You mentioned the so-called winter of discontent, which of course is a phrase from Shakespeare. And that happened from 1978 to 1979, that winter, when Labour was still in power and there were many, many strikes. And it shattered Labour’s reputation, which was perhaps its most important reputation, for being able to get on with the trade unions. So, then the question clearly was, well, maybe we shouldn’t be getting on with the trade unions. Maybe we should be defeating their leadership instead of trying to help them get them to help run the country. We should face them down and assert the right of the government to govern rather than the trade unions. And that is what really happened.
And by a series of gradual legislative change and policy change, she took away the privileges of the trade unions, which, for example, made them immune from suits about industrial disruption, civil suits. And she faced down a series of strikes. But this went on and on. So her only final triumph came with the defeat of the miners’ strike in 84, 85, where the miners were on strike for 11 months. And it was very controversial and very difficult for her. But she knew she had to win it because if she didn’t win it, the government would fall. And we would have gone back to 10 years earlier when it was a miners’ strike that brought down the conservative government of the early to mid-70s. She was determined not to repeat that history.
She also had views inspired by Milton Friedman and Friedrich Hayek. How deep was her knowledge of both economists?
Mrs. Thatcher admired and knew both Hayek and Milton Friedman and the Chicago School.
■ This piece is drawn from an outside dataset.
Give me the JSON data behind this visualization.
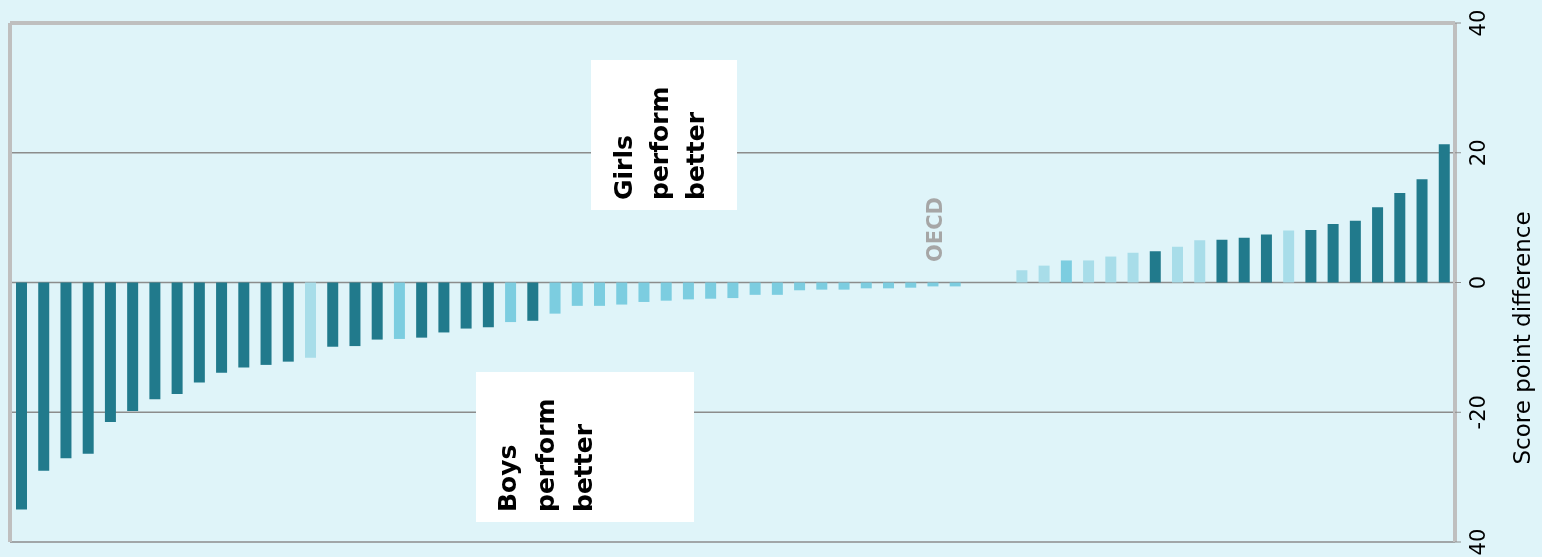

And actually Erhard’s policies in Germany as well, which were quite free market. She particularly knew Hayek, whom I knew too, in fact. And the most important organization in Britain to which she used to address was the Institute of Economic Affairs, a free market think tank, not a conservative one, but with quite a lot of conservative supporters. And she wrote and said that she was influenced by The Road to Serfdom, which came out when she was at university at Oxford. I’m not even sure that that is actually true. I think she maybe has a sort of false memory. I think she certainly did read it, but possibly later. Or perhaps she just heard of it then and read it later or something like that. Because she wasn’t so interested in philosophical type questions at the time. But she very much believed in The Road to Serfdom, the principle that he was enunciating about how it is that government control leads to serfdom. And she also agreed about the Constitution of Liberty. And she once slammed it down on the table in her own think tank, the Centre for Policy Studies, and said, this is what we believe.